Scott Atchley <atch...@myri.com> wrote:
Long answer:
The messages below indicate that these processes were all trying to
send to cl120. It did not ack their messages after 1000 resend
attempts (each retry is attempted with a 0.5 second interval) which is
about 8.3 minutes (500 seconds).
The messages also indicate that the message was a send_small which
means it was 128 bytes or less. MX has MPI like semantics and allow
for completion after the message has been either buffered or
delivered. In this case, it was buffered and OMPI was most likely able
to complete it successfully. The message was not able to be delivered,
however, and its timeout caused MX to fail all future sends to that
host. On the next mx_isend(), OMPI will detect a failure.

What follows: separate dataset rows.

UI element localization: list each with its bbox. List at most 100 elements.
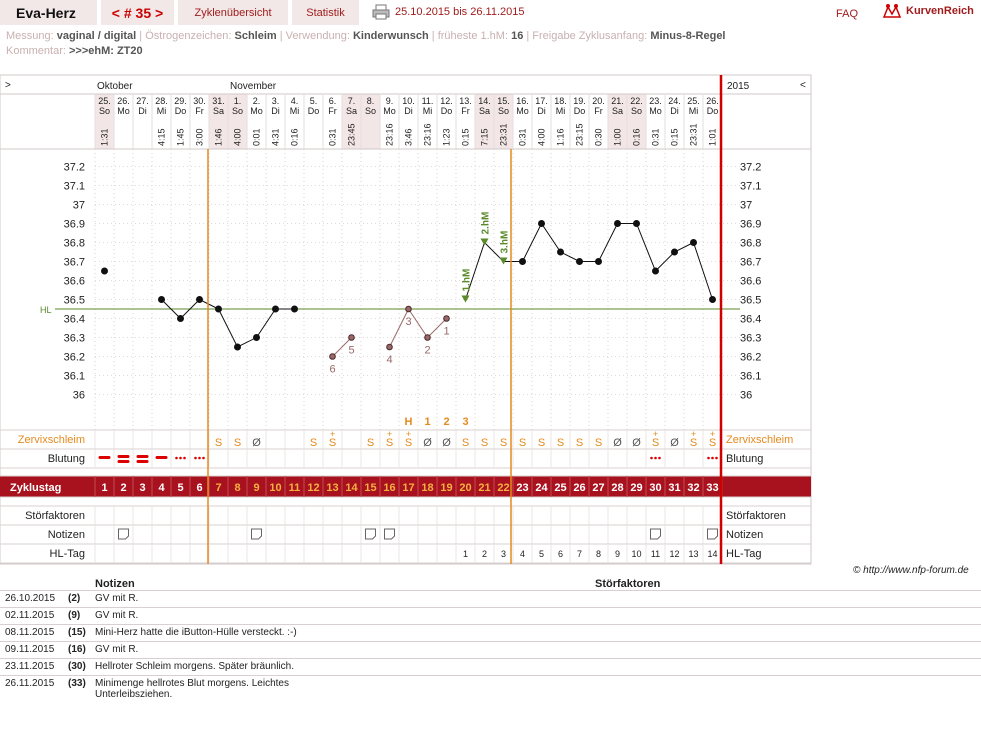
meta-field-key: früheste 1.hM: <box>437 30 512 42</box>
weekend-shade <box>627 94 646 149</box>
temperature-point <box>272 305 279 313</box>
y-tick-left: 36.5 <box>64 295 85 307</box>
hl-day-number: 6 <box>558 549 563 559</box>
cycle-day-number: 29 <box>630 482 642 494</box>
row-label-right: Notizen <box>726 529 763 541</box>
mucus-mark: S <box>481 437 488 449</box>
y-tick-right: 36 <box>740 390 752 402</box>
note-date: 26.11.2015 <box>5 678 55 689</box>
hl-day-number: 5 <box>539 549 544 559</box>
measure-time: 23:16 <box>385 123 395 146</box>
weekday: Mi <box>556 106 566 116</box>
weekday: Fr <box>195 106 204 116</box>
note-row: 26.10.2015 (2) GV mit R. <box>0 590 981 607</box>
hm-marker <box>480 238 489 246</box>
temperature-point <box>614 220 621 227</box>
temperature-point <box>424 334 431 341</box>
note-date: 02.11.2015 <box>5 610 55 621</box>
mucus-mark: S <box>215 437 222 449</box>
day-number: 21. <box>611 96 624 106</box>
day-number: 12. <box>440 96 453 106</box>
weekday: Mo <box>250 106 263 116</box>
y-tick-right: 36.8 <box>740 238 761 250</box>
temperature-point <box>557 248 564 256</box>
hl-day-number: 8 <box>596 549 601 559</box>
print-icon[interactable] <box>372 4 390 20</box>
day-number: 19. <box>573 96 586 106</box>
y-tick-left: 37 <box>73 200 85 212</box>
bleeding-mark <box>136 455 149 458</box>
date-range: 25.10.2015 bis 26.11.2015 <box>395 6 525 18</box>
note-row: 26.11.2015 (33) Minimenge hellrotes Blut m… <box>0 675 981 703</box>
cycle-day-number: 13 <box>326 482 338 494</box>
weekday: So <box>631 106 642 116</box>
excluded-number: 2 <box>424 345 430 357</box>
mucus-mark: S <box>462 437 469 449</box>
weekday: So <box>232 106 243 116</box>
mucus-plus-mark: + <box>330 429 335 439</box>
bleeding-mark <box>715 456 718 460</box>
day-number: 15. <box>497 96 510 106</box>
temperature-point <box>234 343 241 351</box>
temperature-point <box>386 343 393 351</box>
bleeding-mark <box>136 460 149 463</box>
measure-time: 1:00 <box>613 128 623 146</box>
cycle-day-number: 17 <box>402 482 414 494</box>
mucus-mark: S <box>500 437 507 449</box>
notes-column-header: Notizen <box>95 578 135 590</box>
mucus-mark: Ø <box>423 437 432 449</box>
cycle-day-number: 12 <box>307 482 319 494</box>
y-tick-left: 36.2 <box>64 352 85 364</box>
measure-time: 23:31 <box>689 123 699 146</box>
note-icon <box>365 528 376 540</box>
tab-cycle-overview[interactable]: Zyklenübersicht <box>178 0 288 25</box>
row-label-right: HL-Tag <box>726 548 761 560</box>
weekday: So <box>99 106 110 116</box>
weekday: Di <box>138 106 147 116</box>
bleeding-mark <box>175 456 178 460</box>
cycle-day-number: 32 <box>687 482 699 494</box>
faq-link[interactable]: FAQ <box>836 8 859 20</box>
cycle-day-number: 9 <box>253 482 259 494</box>
kurvenreich-logo[interactable]: KurvenReich <box>882 3 974 19</box>
mucus-mark: S <box>329 437 336 449</box>
y-tick-right: 36.5 <box>740 295 761 307</box>
hl-day-number: 4 <box>520 549 525 559</box>
measure-time: 4:00 <box>537 128 547 146</box>
measure-time: 1:45 <box>176 128 186 146</box>
measure-time: 23:45 <box>347 123 357 146</box>
meta-field-value: vaginal / digital <box>56 30 140 42</box>
measure-time: 0:15 <box>670 128 680 146</box>
tab-statistics[interactable]: Statistik <box>292 0 359 25</box>
bleeding-mark <box>707 456 710 460</box>
measure-time: 1:31 <box>100 128 110 146</box>
month-label: Oktober <box>97 81 133 92</box>
weekend-shade <box>494 94 513 149</box>
copyright: © http://www.nfp-forum.de <box>853 565 969 576</box>
weekday: Do <box>707 106 719 116</box>
measure-time: 1:46 <box>214 128 224 146</box>
note-row: 08.11.2015 (15) Mini-Herz hatte die iButto… <box>0 624 981 641</box>
mucus-mark: S <box>576 437 583 449</box>
weekday: So <box>498 106 509 116</box>
month-label: November <box>230 81 277 92</box>
top-bar: Eva-Herz < # 35 > Zyklenübersicht Statis… <box>0 0 981 25</box>
hl-day-number: 1 <box>463 549 468 559</box>
y-tick-left: 36.9 <box>64 219 85 231</box>
mucus-mark: Ø <box>632 437 641 449</box>
bleeding-mark <box>194 456 197 460</box>
note-text: Minimenge hellrotes Blut morgens. Leicht… <box>95 678 289 700</box>
note-icon <box>384 528 395 540</box>
day-number: 22. <box>630 96 643 106</box>
measure-time: 0:16 <box>632 128 642 146</box>
row-label-left: Zyklustag <box>10 482 61 494</box>
excluded-number: 4 <box>386 354 392 366</box>
cycle-navigator[interactable]: < # 35 > <box>101 0 174 25</box>
excluded-temperature-line <box>332 337 352 357</box>
temperature-point <box>671 248 678 256</box>
mucus-mark: S <box>690 437 697 449</box>
y-tick-right: 36.7 <box>740 257 761 269</box>
nav-right-icon: < <box>800 80 806 91</box>
meta-field-key: Messung: <box>6 30 57 42</box>
weekend-shade <box>95 94 114 149</box>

Since it does not detect failure, my guess is that the process has not
tried to send again to that host. They then end up waiting forever.
They can change MX's behavior so that it does not complete a send
until the receiver has acked it by exporting:
MX_ZOMBIE_SEND=0
This will hurt benchmark performance, but real application performance
should not be affected.
The question is, however, why is cl120 not acking messages? What is
the application? What MPI calls does this application use?
Scott
The reason in this case was that cl120 had some kind of hardware
problem, perhaps memory error or myrinet NIC hardware error. The system
hung.
I will try MX_ZOMBIE_SEND=0, thanks for the hint!
But still I'm curious, is there no way to have some kind of time out
time limit on the waiting hosts? E.g. one hour?